Album Review: Jim O’Rourke – Simple Songs


Posted May 3, 2015 in Music Reviews

Jim O’Rourke

Simple Songs

[Drag City]

On the last song of Simple Songs, Jim O’Rourke repeats the line ‘All your love/will never change me’ as a mantra and indeed it is as is if the old Jim O’Rourke is back, unchanged. This is the one who released a trio of delicately orchestrated, misanthropy-soaked, Nicolas Roeg-referencing masterpieces (Bad Timing, Eureka and Insignificance) on Drag City around the turn of the century, rather than the one who subbed in for late-era Sonic Youth or made impenetrable electro-acoustic improv records with Merzbow and Fennesz.

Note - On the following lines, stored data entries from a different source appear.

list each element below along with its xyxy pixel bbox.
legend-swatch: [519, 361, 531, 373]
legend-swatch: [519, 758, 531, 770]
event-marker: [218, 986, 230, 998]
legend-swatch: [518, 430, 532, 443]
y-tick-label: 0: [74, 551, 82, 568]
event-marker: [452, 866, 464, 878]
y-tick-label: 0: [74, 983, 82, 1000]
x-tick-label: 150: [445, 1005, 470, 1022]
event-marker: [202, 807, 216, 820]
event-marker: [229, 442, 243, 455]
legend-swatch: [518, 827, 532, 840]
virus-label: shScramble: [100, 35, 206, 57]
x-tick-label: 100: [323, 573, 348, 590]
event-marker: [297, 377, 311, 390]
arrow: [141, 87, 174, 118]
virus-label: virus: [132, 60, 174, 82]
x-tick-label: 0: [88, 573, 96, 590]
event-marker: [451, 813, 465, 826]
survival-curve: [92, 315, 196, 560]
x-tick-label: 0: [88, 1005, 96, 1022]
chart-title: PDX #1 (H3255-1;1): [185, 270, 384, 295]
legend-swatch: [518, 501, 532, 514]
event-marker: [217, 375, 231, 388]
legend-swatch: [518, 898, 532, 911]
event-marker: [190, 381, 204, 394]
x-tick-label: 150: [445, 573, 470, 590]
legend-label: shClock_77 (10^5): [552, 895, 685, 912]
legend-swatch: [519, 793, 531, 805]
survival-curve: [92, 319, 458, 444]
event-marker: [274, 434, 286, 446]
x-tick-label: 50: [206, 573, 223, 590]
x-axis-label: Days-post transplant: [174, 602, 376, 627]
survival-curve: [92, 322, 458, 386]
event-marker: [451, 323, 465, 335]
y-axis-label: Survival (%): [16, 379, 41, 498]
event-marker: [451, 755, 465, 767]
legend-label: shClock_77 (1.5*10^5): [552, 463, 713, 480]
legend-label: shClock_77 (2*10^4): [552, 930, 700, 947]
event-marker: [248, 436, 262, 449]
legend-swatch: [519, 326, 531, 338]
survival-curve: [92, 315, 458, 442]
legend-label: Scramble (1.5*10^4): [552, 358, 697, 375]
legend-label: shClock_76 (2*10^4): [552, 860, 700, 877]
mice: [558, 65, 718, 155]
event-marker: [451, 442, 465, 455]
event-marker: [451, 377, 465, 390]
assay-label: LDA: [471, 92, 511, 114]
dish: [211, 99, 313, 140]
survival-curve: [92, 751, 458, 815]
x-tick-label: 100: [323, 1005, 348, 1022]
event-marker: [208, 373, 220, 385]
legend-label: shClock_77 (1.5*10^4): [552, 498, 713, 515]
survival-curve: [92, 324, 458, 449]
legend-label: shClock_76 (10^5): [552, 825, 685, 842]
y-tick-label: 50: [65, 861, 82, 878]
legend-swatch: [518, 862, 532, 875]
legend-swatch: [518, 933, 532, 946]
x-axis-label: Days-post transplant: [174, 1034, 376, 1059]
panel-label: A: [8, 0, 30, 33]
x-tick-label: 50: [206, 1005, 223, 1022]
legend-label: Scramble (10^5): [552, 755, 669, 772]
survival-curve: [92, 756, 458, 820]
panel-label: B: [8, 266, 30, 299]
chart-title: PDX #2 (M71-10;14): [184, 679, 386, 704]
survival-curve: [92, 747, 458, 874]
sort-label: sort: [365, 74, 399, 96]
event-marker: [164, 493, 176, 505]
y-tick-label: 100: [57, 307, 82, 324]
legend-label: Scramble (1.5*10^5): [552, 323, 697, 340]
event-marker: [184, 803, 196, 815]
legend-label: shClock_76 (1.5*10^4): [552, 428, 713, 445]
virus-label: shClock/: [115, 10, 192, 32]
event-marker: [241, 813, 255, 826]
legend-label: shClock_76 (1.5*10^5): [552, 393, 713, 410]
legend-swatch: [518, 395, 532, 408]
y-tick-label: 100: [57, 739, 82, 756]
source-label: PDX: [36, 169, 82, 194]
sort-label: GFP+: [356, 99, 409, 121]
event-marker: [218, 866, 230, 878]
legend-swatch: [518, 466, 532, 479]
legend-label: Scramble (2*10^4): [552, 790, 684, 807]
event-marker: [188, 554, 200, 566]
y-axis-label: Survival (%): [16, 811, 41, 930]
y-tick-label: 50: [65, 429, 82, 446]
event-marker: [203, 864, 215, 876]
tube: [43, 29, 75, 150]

Simple Songs feeds directly into the lineage of his Drag City material. While 2009’s The Visitor was cut from the same sonic cloth, that cloth was used to make curtains, or wallpaper, or something that slipped off into the background too easily. This record instead picks up the baton seamlessly from Insignificance, with songs which are equal parts prickly and pretty: O’Rourke spits barbs like ‘You can tell from your face/that you’re a charity case’ (perhaps even aimed at himself) over a sweetly lurching piano groove that’s decorated in gnarled ’70s rock leads and parping chamber ensemble arrangements. The highlight of this warmly welcome return is when JO’R reaches up in his vocal range into his seldom used growl during Hotel Blue, hinting at the wellsping of heart behind his churlish façade.